Everything working great except the AVM camera. The connection/grey plug on the Clarion NX702E is identical to the Nissan Connect connection/grey plug. So far all I have done is plug the original connector directly in to the NX702E. I have turned the setting on in the NX702E however it's says no video connected whether in neutral, forward gear or reverse.

i fully expected the AVM to launch when I put the car in to reverse, guess that was me being too optimistic.

thanks Jason


----------



## quadraria10 (Jul 6, 2010)

Maybe you have to activate something in the settings for the Unit?


----------



## BCFC1875KRO (Dec 23, 2013)

i have activated the camera setting on the NX702E headunit still no feed unfortunately.

if it was working i presume it would show the camera when putting the car in to reverse. i have also navigated manually to the camera on the headunit when in reverse to see if it was just a switching issue but again there's no feed.


----------



## quadraria10 (Jul 6, 2010)

I suspect then its a wiring issue. I typed nissan rearview backup camera problem into google and a number of threads come up. Seems there can be a voltage issue with backup cameras and that you can have problems with 12v power source to camera that runs off 5 or 6 volts. There is a guy who came up with a solution to this for a 2012 Rogue which should be almost identical to your set up. I installed a Carputer in our 2006 X trail, but I didnt bother with a back up camera, so have no familiarity with them. My recommendation is to do your own search and go through some of the other Nissan Infinity forum links that you will find. Or even search this site you might find someone in the Altima or Murano sections that could help. Good luck with it. Did you connect anything to your reverse light power line?


----------



## BCFC1875KRO (Dec 23, 2013)

Thanks for the advice.

I presumed that as i used a loom adapter to connect up the headunit the power to the AVM would simply go through that. With regard to other forums i've done some research and found some useful advice regarding cycling through the different views. It uses 5.5v trigger to change the view however to launch the camera when placing the car in reverse it uses 12v which can be obtained by splicing in to the reverse lights power. I think thats correct however I have very little understanding of electrics.

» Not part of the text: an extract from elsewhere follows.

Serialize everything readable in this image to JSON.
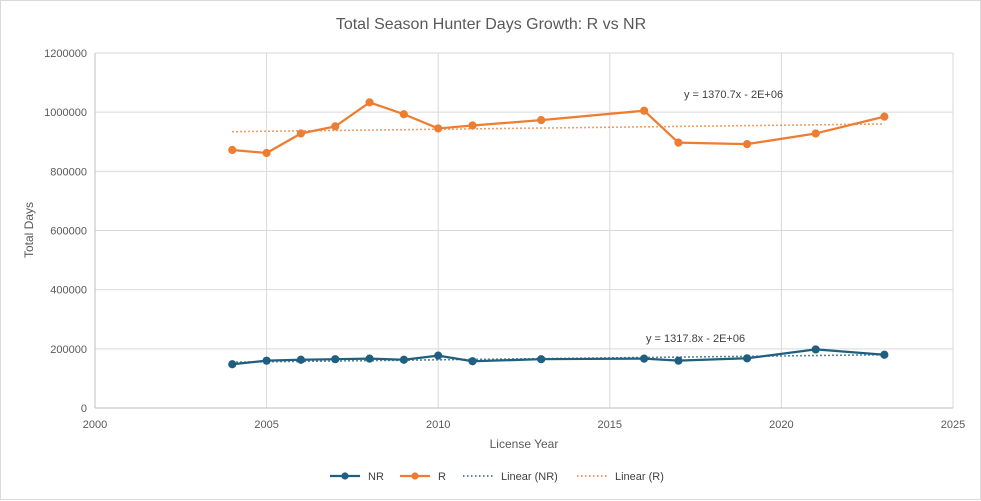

I'll report back as and when I find a 100% solution.


----------



## quadraria10 (Jul 6, 2010)

Sorry I cant be of more help. I know with my Eonon unit there is a wire off the loom that you need to tap into the line off the transmission reverse lights. Good luck with your install, looks to be a nice unit. Curious though given the newness of your stock Nissan Unit, why the replacement?


----------



## BCFC1875KRO (Dec 23, 2013)

had a good old mess about with the connect system and i found it quite poor. the screen resolution isn't great and the nav side very laggy. lack of dab is something i couldn't do without having had it in my previous to cars.

i've decided to take the car in to caraudiocentre in Birmingham, UK for them to sort it out. they are unfamiliar with the avm on the x-trail but are prepared to try and get it working for me.


----------